The historic selloff in mid-April triggered a flurry of pent-up physical demand for bullion from investors in Asia who considered prices below $1,300 per ounce a bargain compared with the records above $1,900 in September 2011.

That prompted some dealers to take up U.S. Comex warehouse stocks and remelt the bars to comply with London Bullion Market Association specifications and sell to Asia where physical gold demand exceeded that in the United States.

Robin Bhar, an analyst at Societe Generale, said participants who had been caught too short and must cover their bearish bets also contributed to higher lease rates.

BORROW GOLD TO SELL?

In addition, some speculators are borrowing physical bullion and then selling it, a move that could add downward pressure to gold prices, analysts said.

Funds are increasing their bearish bets on gold futures, reflected in a record high in gold futures short position under the "managed money" category, the Commodity Futures Trading Commission's data showed. Other speculators are borrowing gold too as part of the "gold carry trade."
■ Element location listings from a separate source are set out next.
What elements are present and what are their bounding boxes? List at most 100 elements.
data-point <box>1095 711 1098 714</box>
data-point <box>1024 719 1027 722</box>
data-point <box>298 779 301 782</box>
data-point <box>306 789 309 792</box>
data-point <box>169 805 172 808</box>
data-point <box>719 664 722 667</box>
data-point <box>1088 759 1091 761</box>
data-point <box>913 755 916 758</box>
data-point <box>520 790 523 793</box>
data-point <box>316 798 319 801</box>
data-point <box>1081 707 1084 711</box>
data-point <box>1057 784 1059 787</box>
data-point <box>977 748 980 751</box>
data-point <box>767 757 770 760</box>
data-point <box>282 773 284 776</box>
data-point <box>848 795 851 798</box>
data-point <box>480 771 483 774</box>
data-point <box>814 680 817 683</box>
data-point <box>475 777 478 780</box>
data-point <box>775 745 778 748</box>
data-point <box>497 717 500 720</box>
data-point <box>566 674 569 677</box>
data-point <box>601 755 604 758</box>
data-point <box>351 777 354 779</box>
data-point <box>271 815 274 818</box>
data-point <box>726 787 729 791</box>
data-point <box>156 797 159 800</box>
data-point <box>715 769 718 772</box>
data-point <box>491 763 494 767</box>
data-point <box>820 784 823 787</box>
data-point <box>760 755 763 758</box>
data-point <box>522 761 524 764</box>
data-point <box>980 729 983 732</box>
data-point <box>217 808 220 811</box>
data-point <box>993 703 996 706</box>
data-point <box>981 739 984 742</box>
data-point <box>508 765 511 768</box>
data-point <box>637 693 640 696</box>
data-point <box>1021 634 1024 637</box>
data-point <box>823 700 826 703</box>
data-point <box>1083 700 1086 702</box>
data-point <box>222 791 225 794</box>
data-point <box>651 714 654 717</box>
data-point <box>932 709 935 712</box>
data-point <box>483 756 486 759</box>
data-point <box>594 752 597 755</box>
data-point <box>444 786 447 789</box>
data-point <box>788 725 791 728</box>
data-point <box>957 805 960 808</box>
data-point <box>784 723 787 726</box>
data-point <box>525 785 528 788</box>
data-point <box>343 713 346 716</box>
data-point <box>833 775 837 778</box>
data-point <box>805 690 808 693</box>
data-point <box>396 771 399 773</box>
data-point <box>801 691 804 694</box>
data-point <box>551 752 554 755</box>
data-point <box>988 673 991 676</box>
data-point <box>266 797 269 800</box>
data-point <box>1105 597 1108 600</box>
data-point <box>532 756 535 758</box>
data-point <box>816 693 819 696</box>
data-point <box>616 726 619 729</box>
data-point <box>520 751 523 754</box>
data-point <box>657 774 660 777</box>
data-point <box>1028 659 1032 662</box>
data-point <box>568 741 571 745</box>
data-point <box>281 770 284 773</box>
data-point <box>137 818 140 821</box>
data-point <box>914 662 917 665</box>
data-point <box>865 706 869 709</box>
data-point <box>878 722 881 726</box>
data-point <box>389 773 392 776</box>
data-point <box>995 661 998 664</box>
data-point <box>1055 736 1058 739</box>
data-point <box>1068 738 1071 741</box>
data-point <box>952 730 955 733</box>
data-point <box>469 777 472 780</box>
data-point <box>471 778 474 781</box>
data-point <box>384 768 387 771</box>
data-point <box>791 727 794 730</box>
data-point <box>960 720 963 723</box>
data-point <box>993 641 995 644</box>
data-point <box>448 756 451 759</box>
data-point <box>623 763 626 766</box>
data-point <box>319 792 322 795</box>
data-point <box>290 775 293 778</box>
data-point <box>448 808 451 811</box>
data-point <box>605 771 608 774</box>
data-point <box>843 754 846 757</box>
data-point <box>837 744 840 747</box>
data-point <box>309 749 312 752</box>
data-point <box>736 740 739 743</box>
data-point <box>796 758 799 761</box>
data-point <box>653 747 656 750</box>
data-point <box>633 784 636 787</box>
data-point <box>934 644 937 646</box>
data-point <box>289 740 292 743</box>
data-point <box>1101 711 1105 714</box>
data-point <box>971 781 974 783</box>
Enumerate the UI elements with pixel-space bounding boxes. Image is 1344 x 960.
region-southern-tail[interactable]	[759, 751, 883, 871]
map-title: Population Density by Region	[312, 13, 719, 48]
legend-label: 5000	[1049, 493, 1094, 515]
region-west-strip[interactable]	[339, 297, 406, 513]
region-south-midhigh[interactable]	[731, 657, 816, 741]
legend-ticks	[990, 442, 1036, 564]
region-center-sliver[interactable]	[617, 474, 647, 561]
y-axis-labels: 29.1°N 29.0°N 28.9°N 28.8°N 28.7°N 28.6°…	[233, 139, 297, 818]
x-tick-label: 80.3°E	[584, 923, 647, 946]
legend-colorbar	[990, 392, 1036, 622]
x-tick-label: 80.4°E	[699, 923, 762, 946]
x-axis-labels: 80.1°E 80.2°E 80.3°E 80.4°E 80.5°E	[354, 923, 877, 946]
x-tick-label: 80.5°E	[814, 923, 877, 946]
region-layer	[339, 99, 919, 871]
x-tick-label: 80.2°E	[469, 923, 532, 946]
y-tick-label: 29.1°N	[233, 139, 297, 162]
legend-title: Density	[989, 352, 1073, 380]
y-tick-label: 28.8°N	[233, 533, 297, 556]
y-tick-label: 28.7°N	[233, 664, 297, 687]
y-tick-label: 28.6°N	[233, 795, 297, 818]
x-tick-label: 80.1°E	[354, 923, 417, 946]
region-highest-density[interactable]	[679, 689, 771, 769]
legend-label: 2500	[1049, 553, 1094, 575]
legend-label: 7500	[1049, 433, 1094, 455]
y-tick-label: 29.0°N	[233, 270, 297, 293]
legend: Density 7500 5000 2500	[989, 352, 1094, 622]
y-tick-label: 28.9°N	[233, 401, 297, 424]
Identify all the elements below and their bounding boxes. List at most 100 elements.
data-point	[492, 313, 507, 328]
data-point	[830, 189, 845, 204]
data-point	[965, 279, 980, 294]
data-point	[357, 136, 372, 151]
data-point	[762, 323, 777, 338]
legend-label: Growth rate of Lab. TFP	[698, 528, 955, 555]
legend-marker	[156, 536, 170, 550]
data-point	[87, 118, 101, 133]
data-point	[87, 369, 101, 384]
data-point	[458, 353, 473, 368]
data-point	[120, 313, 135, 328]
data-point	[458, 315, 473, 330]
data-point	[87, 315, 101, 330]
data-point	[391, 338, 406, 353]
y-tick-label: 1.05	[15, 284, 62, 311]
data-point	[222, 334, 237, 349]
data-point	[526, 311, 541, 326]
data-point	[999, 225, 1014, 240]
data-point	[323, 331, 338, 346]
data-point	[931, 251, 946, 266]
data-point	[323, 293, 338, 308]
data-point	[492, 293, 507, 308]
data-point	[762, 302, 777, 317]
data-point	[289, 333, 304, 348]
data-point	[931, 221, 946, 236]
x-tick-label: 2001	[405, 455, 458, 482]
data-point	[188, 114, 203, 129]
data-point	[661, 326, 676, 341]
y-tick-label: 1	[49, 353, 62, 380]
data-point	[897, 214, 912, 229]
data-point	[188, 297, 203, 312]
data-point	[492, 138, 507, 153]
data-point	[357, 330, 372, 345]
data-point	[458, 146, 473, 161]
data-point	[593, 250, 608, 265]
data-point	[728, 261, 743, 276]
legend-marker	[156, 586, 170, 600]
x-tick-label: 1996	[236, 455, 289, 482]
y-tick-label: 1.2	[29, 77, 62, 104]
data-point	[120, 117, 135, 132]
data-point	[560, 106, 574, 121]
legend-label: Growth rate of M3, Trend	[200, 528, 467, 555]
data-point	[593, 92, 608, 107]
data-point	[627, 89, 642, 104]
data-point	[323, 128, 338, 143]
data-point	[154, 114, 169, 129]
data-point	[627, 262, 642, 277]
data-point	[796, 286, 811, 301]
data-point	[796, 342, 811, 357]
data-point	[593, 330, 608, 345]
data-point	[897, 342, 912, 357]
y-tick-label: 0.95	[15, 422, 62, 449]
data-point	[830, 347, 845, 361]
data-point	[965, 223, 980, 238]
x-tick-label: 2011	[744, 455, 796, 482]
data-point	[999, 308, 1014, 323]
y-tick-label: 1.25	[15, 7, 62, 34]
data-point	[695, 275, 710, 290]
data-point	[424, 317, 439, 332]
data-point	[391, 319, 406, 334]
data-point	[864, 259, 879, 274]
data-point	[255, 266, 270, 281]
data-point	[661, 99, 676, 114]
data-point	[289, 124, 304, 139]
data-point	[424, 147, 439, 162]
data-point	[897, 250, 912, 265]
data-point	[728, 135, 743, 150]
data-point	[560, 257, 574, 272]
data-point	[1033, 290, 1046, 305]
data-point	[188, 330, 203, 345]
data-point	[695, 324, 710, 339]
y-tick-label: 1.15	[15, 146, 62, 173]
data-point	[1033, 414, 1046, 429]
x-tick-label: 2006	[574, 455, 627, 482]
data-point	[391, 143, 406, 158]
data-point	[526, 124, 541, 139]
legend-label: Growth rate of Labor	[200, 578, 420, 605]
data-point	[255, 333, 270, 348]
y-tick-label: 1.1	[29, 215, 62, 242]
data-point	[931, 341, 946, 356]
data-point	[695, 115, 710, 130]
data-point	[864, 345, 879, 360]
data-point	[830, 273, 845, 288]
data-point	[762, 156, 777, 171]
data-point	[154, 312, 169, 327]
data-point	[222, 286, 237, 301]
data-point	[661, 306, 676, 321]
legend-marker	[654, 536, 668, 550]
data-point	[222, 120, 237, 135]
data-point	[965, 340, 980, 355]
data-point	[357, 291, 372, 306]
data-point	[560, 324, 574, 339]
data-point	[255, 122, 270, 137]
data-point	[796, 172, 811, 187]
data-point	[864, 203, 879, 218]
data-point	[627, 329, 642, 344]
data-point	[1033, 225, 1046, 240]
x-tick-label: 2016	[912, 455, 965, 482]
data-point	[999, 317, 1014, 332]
Gold carry trade refers to the purchase of a gold forward at a low interest rate, and the selling of bullion into the spot market and using the funds to buy higher-yield bonds or currencies in a bid to capture the rate differential.

"Gold carry trade could be negative for gold prices because if people are borrowing gold and selling into spot market, they actually would be driving down the price of physical gold on a spot basis," CPM Group's Christian said.

Tim Gardiner at TD Securities' precious metals trading desk said gold forwards are in backwardation as participants borrowed gold to maintain short positions.

Backwardation refers to a situation in the futures market where prices of spot or nearby months are higher than future deliveries. As a highly liquid global financial instrument, gold has historically been in contango, the opposite of backwardation.

On Tuesday, the Gold Forward Offered Rates (GOFO), rates at which bullion banks are prepared to lend gold on a swap against U.S. dollars, fell into a negative 0.1 percent.

Christian said the negative GOFO was largely a result of illiquid trade orders in the inactive delivery month of the Comex July contracts, as most participants are currently trading the August futures.